Deep sadness is a normal reaction to the passing of a loved one, but there is no right or wrong way to feel. Everyone experiences these moments in life differently. Some take a week to regain their typical emotional state, while others feel the weight of grief for much longer. It is highly personal and no one is ever able to understand the exact way you feel, because their relationship with that person was not the same as yours. This realization can add to intense emotions. Factors that may contribute to your grieving style include your personality, life experiences, faith, and the way you cope.
Myths about Grief
When coping with the loss of a loved one, be patient with yourself and those around you. Other family members and friends are in pain, too. You may also feel that someone else is taking it harder than you are, which makes you feel guilty. None of these assumptions are necessarily true. There are several myths about dealing with losing someone you care about that should be dispelled.
- There is no time frame for grieving. It could be days or years.
- If you ignore the pain, it will not go away faster. Trying to do so can prolong the grieving process and do more harm than good.

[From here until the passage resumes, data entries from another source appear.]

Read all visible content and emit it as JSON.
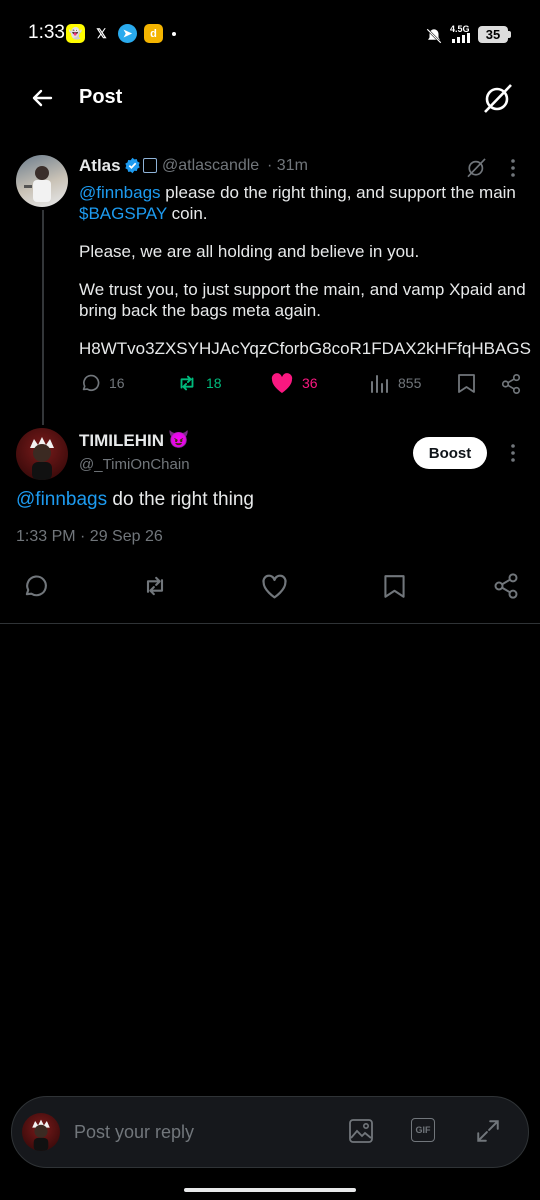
{
  "status_bar": {
    "time": "1:33",
    "network": "4.5G",
    "battery": "35"
  },
  "header": {
    "title": "Post"
  },
  "parent_post": {
    "author_name": "Atlas",
    "handle": "@atlascandle",
    "time_ago": "· 31m",
    "mention": "@finnbags",
    "text_line1_rest": " please do the right thing, and support the main",
    "ticker": "$BAGSPAY",
    "text_line2_rest": " coin.",
    "paragraph2": "Please, we are all holding and believe in you.",
    "paragraph3_line1": "We trust you, to just support the main, and vamp Xpaid and",
    "paragraph3_line2": "bring back the bags meta again.",
    "contract": "H8WTvo3ZXSYHJAcYqzCforbG8coR1FDAX2kHFfqHBAGS",
    "stats": {
      "replies": "16",
      "reposts": "18",
      "likes": "36",
      "views": "855"
    },
    "colors": {
      "repost": "#00ba7c",
      "like": "#f91880",
      "link": "#1d9bf0"
    }
  },
  "main_post": {
    "author_name": "TIMILEHIN",
    "emoji": "😈",
    "handle": "@_TimiOnChain",
    "boost_label": "Boost",
    "mention": "@finnbags",
    "text_rest": " do the right thing",
    "timestamp": "1:33 PM · 29 Sep 26"
  },
  "reply_bar": {
    "placeholder": "Post your reply"
  },
  "icons": [
    "back-arrow-icon",
    "grok-icon",
    "verified-icon",
    "more-icon",
    "reply-icon",
    "repost-icon",
    "like-icon",
    "views-icon",
    "bookmark-icon",
    "share-icon",
    "image-icon",
    "gif-icon",
    "expand-icon"
  ]
}
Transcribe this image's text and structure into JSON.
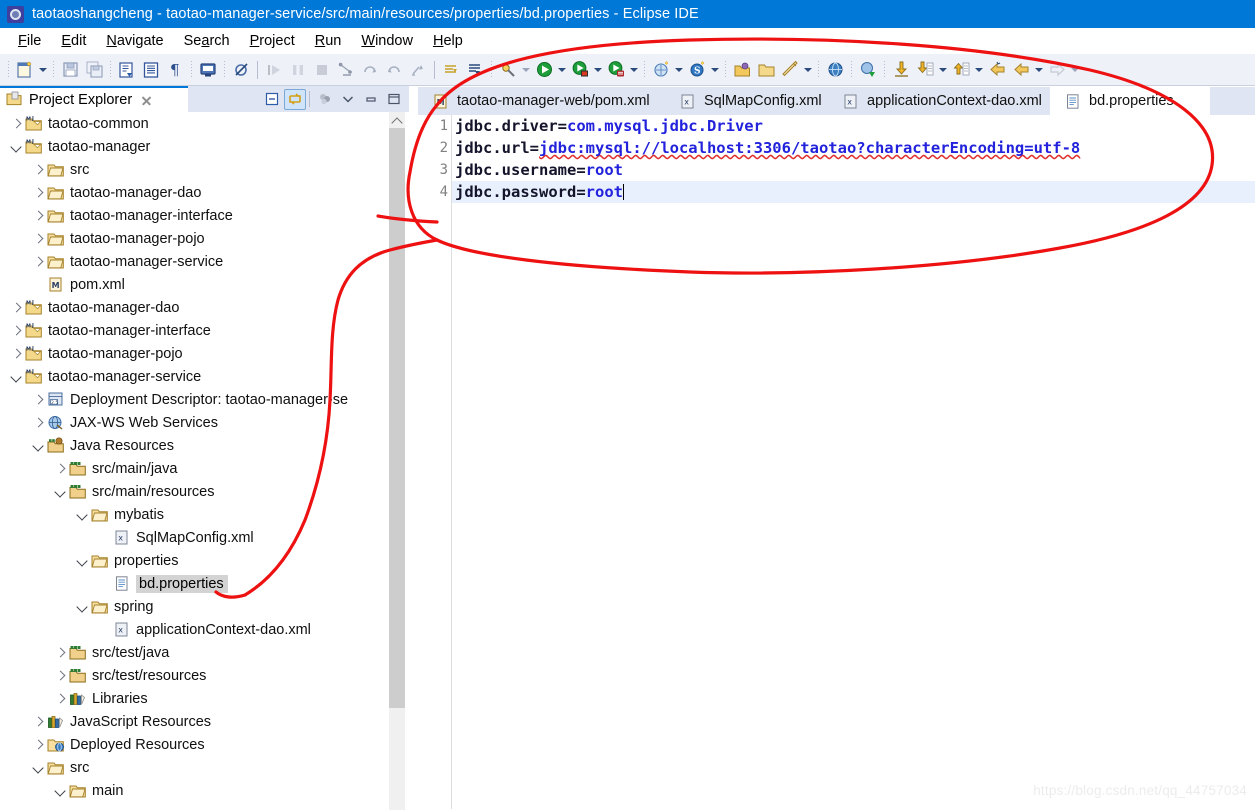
{
  "window": {
    "title": "taotaoshangcheng - taotao-manager-service/src/main/resources/properties/bd.properties - Eclipse IDE",
    "app_icon": "eclipse-icon"
  },
  "menubar": {
    "items": [
      {
        "label": "File",
        "mnemonic": "F"
      },
      {
        "label": "Edit",
        "mnemonic": "E"
      },
      {
        "label": "Navigate",
        "mnemonic": "N"
      },
      {
        "label": "Search",
        "mnemonic": "a"
      },
      {
        "label": "Project",
        "mnemonic": "P"
      },
      {
        "label": "Run",
        "mnemonic": "R"
      },
      {
        "label": "Window",
        "mnemonic": "W"
      },
      {
        "label": "Help",
        "mnemonic": "H"
      }
    ]
  },
  "toolbar": {
    "buttons": [
      "new-wizard-icon",
      "new-dropdown-caret",
      "save-icon",
      "save-all-icon",
      "build-icon",
      "toggle-block-selection-icon",
      "show-whitespace-icon",
      "open-console-icon",
      "skip-all-breakpoints-icon",
      "resume-icon",
      "suspend-icon",
      "terminate-icon",
      "step-into-icon",
      "step-over-icon",
      "step-return-icon",
      "drop-to-frame-icon",
      "next-annotation-icon",
      "previous-annotation-icon",
      "debug-icon",
      "debug-caret",
      "run-icon",
      "run-caret",
      "run-as-server-icon",
      "run-as-server-caret",
      "coverage-icon",
      "coverage-caret",
      "new-java-project-icon",
      "new-java-caret",
      "new-spring-icon",
      "new-spring-caret",
      "open-type-icon",
      "open-resource-icon",
      "search-icon",
      "search-caret",
      "open-web-browser-icon",
      "open-perspective-icon",
      "import-icon",
      "import-caret",
      "export-icon",
      "export-caret",
      "back-icon",
      "forward-back-icon",
      "back-caret",
      "forward-icon",
      "forward-caret"
    ]
  },
  "project_explorer": {
    "tab_label": "Project Explorer",
    "tab_icon": "project-explorer-icon",
    "close_icon": "close-icon",
    "view_buttons": [
      {
        "name": "collapse-all-button",
        "icon": "collapse-all-icon",
        "active": false
      },
      {
        "name": "link-with-editor-button",
        "icon": "link-with-editor-icon",
        "active": true
      },
      {
        "name": "view-menu-filters-button",
        "icon": "filters-icon",
        "active": false
      },
      {
        "name": "view-menu-button",
        "icon": "chevron-down-icon",
        "active": false
      },
      {
        "name": "minimize-button",
        "icon": "minimize-icon",
        "active": false
      },
      {
        "name": "maximize-button",
        "icon": "maximize-icon",
        "active": false
      }
    ],
    "tree": [
      {
        "label": "taotao-common",
        "indent": 0,
        "twist": "collapsed",
        "icon": "maven-project-icon"
      },
      {
        "label": "taotao-manager",
        "indent": 0,
        "twist": "expanded",
        "icon": "maven-project-icon"
      },
      {
        "label": "src",
        "indent": 1,
        "twist": "collapsed",
        "icon": "folder-icon"
      },
      {
        "label": "taotao-manager-dao",
        "indent": 1,
        "twist": "collapsed",
        "icon": "folder-icon"
      },
      {
        "label": "taotao-manager-interface",
        "indent": 1,
        "twist": "collapsed",
        "icon": "folder-icon"
      },
      {
        "label": "taotao-manager-pojo",
        "indent": 1,
        "twist": "collapsed",
        "icon": "folder-icon"
      },
      {
        "label": "taotao-manager-service",
        "indent": 1,
        "twist": "collapsed",
        "icon": "folder-icon"
      },
      {
        "label": "pom.xml",
        "indent": 1,
        "twist": "none",
        "icon": "pom-xml-icon"
      },
      {
        "label": "taotao-manager-dao",
        "indent": 0,
        "twist": "collapsed",
        "icon": "maven-project-icon"
      },
      {
        "label": "taotao-manager-interface",
        "indent": 0,
        "twist": "collapsed",
        "icon": "maven-project-icon"
      },
      {
        "label": "taotao-manager-pojo",
        "indent": 0,
        "twist": "collapsed",
        "icon": "maven-project-icon"
      },
      {
        "label": "taotao-manager-service",
        "indent": 0,
        "twist": "expanded",
        "icon": "maven-project-icon"
      },
      {
        "label": "Deployment Descriptor: taotao-manager-se",
        "indent": 1,
        "twist": "collapsed",
        "icon": "deployment-descriptor-icon"
      },
      {
        "label": "JAX-WS Web Services",
        "indent": 1,
        "twist": "collapsed",
        "icon": "jaxws-icon"
      },
      {
        "label": "Java Resources",
        "indent": 1,
        "twist": "expanded",
        "icon": "java-resources-icon"
      },
      {
        "label": "src/main/java",
        "indent": 2,
        "twist": "collapsed",
        "icon": "source-folder-icon"
      },
      {
        "label": "src/main/resources",
        "indent": 2,
        "twist": "expanded",
        "icon": "source-folder-icon"
      },
      {
        "label": "mybatis",
        "indent": 3,
        "twist": "expanded",
        "icon": "folder-icon"
      },
      {
        "label": "SqlMapConfig.xml",
        "indent": 4,
        "twist": "none",
        "icon": "xml-file-icon"
      },
      {
        "label": "properties",
        "indent": 3,
        "twist": "expanded",
        "icon": "folder-icon"
      },
      {
        "label": "bd.properties",
        "indent": 4,
        "twist": "none",
        "icon": "properties-file-icon",
        "selected": true
      },
      {
        "label": "spring",
        "indent": 3,
        "twist": "expanded",
        "icon": "folder-icon"
      },
      {
        "label": "applicationContext-dao.xml",
        "indent": 4,
        "twist": "none",
        "icon": "xml-file-icon"
      },
      {
        "label": "src/test/java",
        "indent": 2,
        "twist": "collapsed",
        "icon": "source-folder-icon"
      },
      {
        "label": "src/test/resources",
        "indent": 2,
        "twist": "collapsed",
        "icon": "source-folder-icon"
      },
      {
        "label": "Libraries",
        "indent": 2,
        "twist": "collapsed",
        "icon": "libraries-icon"
      },
      {
        "label": "JavaScript Resources",
        "indent": 1,
        "twist": "collapsed",
        "icon": "libraries-icon"
      },
      {
        "label": "Deployed Resources",
        "indent": 1,
        "twist": "collapsed",
        "icon": "deployed-resources-icon"
      },
      {
        "label": "src",
        "indent": 1,
        "twist": "expanded",
        "icon": "folder-icon"
      },
      {
        "label": "main",
        "indent": 2,
        "twist": "expanded",
        "icon": "folder-icon"
      }
    ]
  },
  "editor": {
    "tabs": [
      {
        "label": "taotao-manager-web/pom.xml",
        "icon": "pom-xml-icon",
        "active": false
      },
      {
        "label": "SqlMapConfig.xml",
        "icon": "xml-file-icon",
        "active": false
      },
      {
        "label": "applicationContext-dao.xml",
        "icon": "xml-file-icon",
        "active": false
      },
      {
        "label": "bd.properties",
        "icon": "properties-file-icon",
        "active": true
      }
    ],
    "line_numbers": [
      "1",
      "2",
      "3",
      "4"
    ],
    "lines": [
      {
        "key": "jdbc.driver=",
        "value": "com.mysql.jdbc.Driver",
        "current": false
      },
      {
        "key": "jdbc.url=",
        "value": "jdbc:mysql://localhost:3306/taotao?characterEncoding=utf-8",
        "current": false,
        "spellcheck": true
      },
      {
        "key": "jdbc.username=",
        "value": "root",
        "current": false
      },
      {
        "key": "jdbc.password=",
        "value": "root",
        "current": true,
        "caret": true
      }
    ],
    "colors": {
      "key": "#14142b",
      "value": "#2222dd",
      "current_line": "#e8f0fe",
      "spell_underline": "#e03030"
    }
  },
  "annotation": {
    "color": "#ee1111",
    "shape": "hand-drawn-ellipse-with-pointer-tail",
    "target": "bd.properties"
  },
  "watermark": {
    "text": "https://blog.csdn.net/qq_44757034"
  }
}
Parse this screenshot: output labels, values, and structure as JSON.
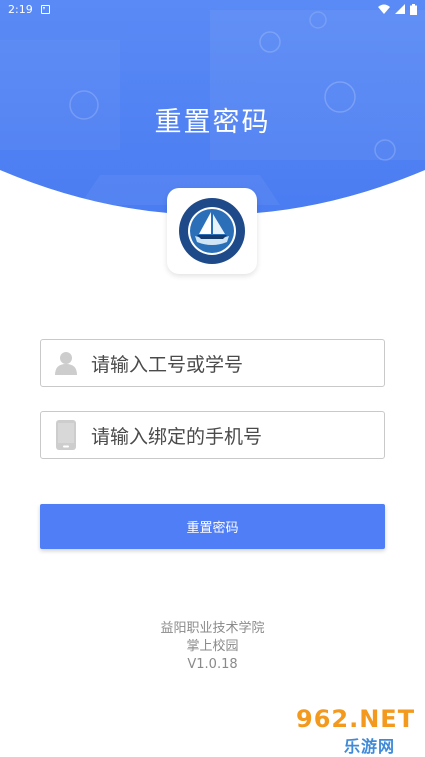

- You do not have to act strong for the benefit of others or to keep up appearances. Feeling sad and shedding tears is normal and healthy. If you have children, rather than attempting to protect them, share how you are feeling and teach them that it is OK to be sad, mad, cry, etc., even as an adult.
- Not everyone cries when a loved one dies, and that is OK, too!
Instead of trying to find the perfect formula for grieving, let the process unfold naturally. This may mean a roller coaster of emotions ensues, or perhaps only one. Once again, there is no right or wrong. You may find yourself feeling:
- Denial. It may be hard to believe what has happened and the only thing you feel is numb. You may find yourself going to pick up the phone to call your loved one or expecting to find them in their room, only to be disappointed by the truth.
- Sadness. Many people experience a deep sadness as they heal, which can accompany loneliness, emptiness, and a longing to be with their loved one again.
- Anger. Anger is also common. You may find yourself feeling resentful towards medical professionals who could not save the person, a deity, or even mad at the person for leaving you.
- Guilt. It is often the case that we felt we should have done more. Spent more time together, called more, and offered more support, prevented the death in some way. Or you may feel guilty about the way you feel, which can be the case when feeling relief that the person has passed away after suffering from a long illness.
In addition to an emotional toll, grief can manifest physical symptoms too. You may feel fatigued, experience weight fluctuations, and have stomach problems or changes in sleep patterns.
How to Cope
Remember that grieving does not need to be a solitary activity. Draw on comfort from various sources of support. Speak with family and friends and reminisce about fond memories. There are also support groups or counselors/therapists who can help if you feel like the emotions are too strong or that your family just doesn’t understand. For many people, their faith can also be a comfort.
During this time, it is also important to remember to care for yourself. It is easy to let your physical and emotional health decline when you feel sad. Depleted energy levels make it difficult to care about putting together the perfect outfit or cooking a full meal. It is important to continue to fill these needs though in order to cope in a healthy way. Eat right, get enough sleep, and continue to exercise. Continue to do activities you enjoy to boost your mood and maintain a sense of normalcy.
One thing you can do that often helps is to honor your loved one in some way. Make a scrapbook or display one of their favorite belongings in a room of your home. You might also do something special around a holiday or anniversary in remembrance of them. Although loss can be sad, that does not mean that happy memories die, too. Those last forever.
If you find that the grief is too much to bear and it is too hard to have even a few moments of happiness in between all the emotions, it may be sign of depression. Depression can make it difficult to function at home, work, or school normally and the feeling of despair is constant. Please seek the help of a professional if you feel your grief is emotionally damaging or may be life-threatening.